Stellungnahme zur Reform des Rettungsdienstes: Startschuss für eine umfas-sende Reform der Notfallversorgung
Zur Vorstellung der Neunten Stellungnahme der Regierungskommission zur Reform des Rettungsdienstes erklärt Janosch Dahmen, Sprecher für Gesundheitspolitik:
Wir danken den Expertinnen und Experten der Kommission für diese wichtigen und umfassenden Vorschläge zur Reform des Rettungsdienstes in Deutschland. Die heutige Stellungnahme bildet zusammen mit den Empfehlungen zu Integrierten Leitstellen aus der Vierten Stellungnahme der Regierungskommission eine gute Grundlage für eine umfassende Reform der Notfallversorgung in Deutschland, die wir jetzt als Koalition zügig angehen werden. Dabei wollen wir vor allem die Qualität der Versorgung im Rettungsdienst verbessern und die Chancen der Digitalisierung stärker nutzen. Vor allem müssen bestehende Fehlanreize in der Finanzierung der Notfallversorgung beseitigt werden. Das alles rettet nicht nur den Rettungsdienst, sondern Menschenleben.
Seit vielen Jahren wächst die Belastung in der Notfallversorgung. Es gibt eine unübersichtliche Gleichzeitigkeit von Unter-, Über- und Fehlversorgung: Das kostet inzwischen nicht nur über 8 Milliarden Euro im Jahr, sondern schlimmstenfalls sogar Menschenleben. Organisation und Struktur des Rettungsdienstes gleichen in 300 Rettungsdienstbereichen und den über 200 Notfallleitstellen einem Flickenteppich. Es fehlt an einheitlichen Standards, Schnittstellen und Patientensteuerung. Der Rettungsdienst ist selbst zum Notfall geworden. Ohne eine Reform hält die Notfallrettung mit den notfallmedizinischen und gesellschaftlichen Veränderungen nicht mehr mit.

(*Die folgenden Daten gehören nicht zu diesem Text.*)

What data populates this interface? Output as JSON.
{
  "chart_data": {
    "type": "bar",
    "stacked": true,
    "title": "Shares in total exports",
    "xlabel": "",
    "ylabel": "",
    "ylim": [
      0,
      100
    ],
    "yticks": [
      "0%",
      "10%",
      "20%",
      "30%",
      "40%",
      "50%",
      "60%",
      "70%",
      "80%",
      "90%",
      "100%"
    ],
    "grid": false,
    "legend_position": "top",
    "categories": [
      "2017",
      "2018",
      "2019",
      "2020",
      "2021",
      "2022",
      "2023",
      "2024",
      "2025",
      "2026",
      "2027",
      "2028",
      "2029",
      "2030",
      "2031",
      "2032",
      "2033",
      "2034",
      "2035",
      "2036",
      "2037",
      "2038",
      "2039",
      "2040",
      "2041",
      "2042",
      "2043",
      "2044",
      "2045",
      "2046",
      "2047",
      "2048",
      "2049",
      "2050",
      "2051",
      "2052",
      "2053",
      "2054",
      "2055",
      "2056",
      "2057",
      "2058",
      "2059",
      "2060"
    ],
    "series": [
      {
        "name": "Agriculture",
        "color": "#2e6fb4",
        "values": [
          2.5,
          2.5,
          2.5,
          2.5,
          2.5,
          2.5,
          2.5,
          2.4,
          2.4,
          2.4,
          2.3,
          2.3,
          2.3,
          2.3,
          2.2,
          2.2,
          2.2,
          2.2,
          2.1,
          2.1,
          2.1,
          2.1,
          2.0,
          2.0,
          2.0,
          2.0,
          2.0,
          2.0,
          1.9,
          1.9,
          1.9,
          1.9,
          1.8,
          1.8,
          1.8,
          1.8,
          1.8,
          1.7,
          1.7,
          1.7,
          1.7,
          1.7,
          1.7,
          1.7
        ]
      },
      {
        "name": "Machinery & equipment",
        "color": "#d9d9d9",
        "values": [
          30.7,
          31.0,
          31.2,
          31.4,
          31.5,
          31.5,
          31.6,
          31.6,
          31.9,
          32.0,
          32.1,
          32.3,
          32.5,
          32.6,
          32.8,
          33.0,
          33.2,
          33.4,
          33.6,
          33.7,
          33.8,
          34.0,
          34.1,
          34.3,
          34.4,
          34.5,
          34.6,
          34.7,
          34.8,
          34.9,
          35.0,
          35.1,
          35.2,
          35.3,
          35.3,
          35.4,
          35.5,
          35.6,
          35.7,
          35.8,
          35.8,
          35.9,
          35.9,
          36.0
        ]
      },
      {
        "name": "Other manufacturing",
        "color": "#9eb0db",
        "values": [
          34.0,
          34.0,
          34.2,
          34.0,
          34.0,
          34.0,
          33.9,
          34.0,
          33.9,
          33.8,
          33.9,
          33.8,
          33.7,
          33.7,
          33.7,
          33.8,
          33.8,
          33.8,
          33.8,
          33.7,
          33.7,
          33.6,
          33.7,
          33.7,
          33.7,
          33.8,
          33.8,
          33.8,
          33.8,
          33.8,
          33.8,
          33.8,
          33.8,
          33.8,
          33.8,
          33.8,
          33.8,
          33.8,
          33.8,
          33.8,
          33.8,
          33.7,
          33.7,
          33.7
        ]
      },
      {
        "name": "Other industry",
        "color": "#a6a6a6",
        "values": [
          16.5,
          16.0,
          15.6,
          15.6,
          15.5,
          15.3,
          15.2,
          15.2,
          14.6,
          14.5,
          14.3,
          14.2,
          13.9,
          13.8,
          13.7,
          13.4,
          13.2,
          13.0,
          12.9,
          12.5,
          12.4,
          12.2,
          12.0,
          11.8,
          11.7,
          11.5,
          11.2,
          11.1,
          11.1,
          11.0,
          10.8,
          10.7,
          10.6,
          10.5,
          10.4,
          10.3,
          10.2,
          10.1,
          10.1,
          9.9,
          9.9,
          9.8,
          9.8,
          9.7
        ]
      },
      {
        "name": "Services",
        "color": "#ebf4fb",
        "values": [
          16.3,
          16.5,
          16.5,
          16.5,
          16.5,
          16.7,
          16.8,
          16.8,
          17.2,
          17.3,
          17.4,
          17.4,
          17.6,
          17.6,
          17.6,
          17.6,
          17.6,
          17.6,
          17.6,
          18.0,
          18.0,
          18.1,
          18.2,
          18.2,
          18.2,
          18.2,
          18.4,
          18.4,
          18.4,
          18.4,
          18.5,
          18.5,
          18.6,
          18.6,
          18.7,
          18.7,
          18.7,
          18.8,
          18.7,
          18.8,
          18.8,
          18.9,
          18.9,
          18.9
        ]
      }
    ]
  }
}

Ursächlich dafür sind insbesondere Fehlanreize in der Finanzierung der Notfallversorgung. Zurzeit sieht das Gesetz nur vor, dass Transporte von Patienten vom Notfallort in eine Klinik abgerechnet werden. Das führt dazu, dass Patienten, die medizinisch besser bereits zu Hause versorgt werden könnten, unnötiger Weise in ein Krankenhaus gebracht werden. Das ist nicht nur teuer und bindet vielfach Kapazitäten der Notfallversorgung, sondern kann im Einzelfall beispielsweise für ältere Patienten, die aus ihrer gewohnten häuslichen Umgebung herausgeholt werden, sogar gefährlich sein. Oft wäre es medizinisch stattdessen sinnvoller, Notfallpatienten durch spezialisiertes Rettungsdienstpersonal oder per Telemedizin ohne einen Transport ins Krankenhaus zu beraten und zu behandeln. Es ist dringend erforderlich, dass Notfallleitstellen in der Lage sind nicht nur Rettungswagen und Notärzte zu entsenden, sondern auch andere Hilfsangebote wie etwa Notfallpflegeteams, psychiatrische Krisenhilfe oder Telenotfallmedizin einsetzen können. Es ist überfällig, dass wir die Finanzierung an die Notfallmedizin anpassen und nicht umgekehrt.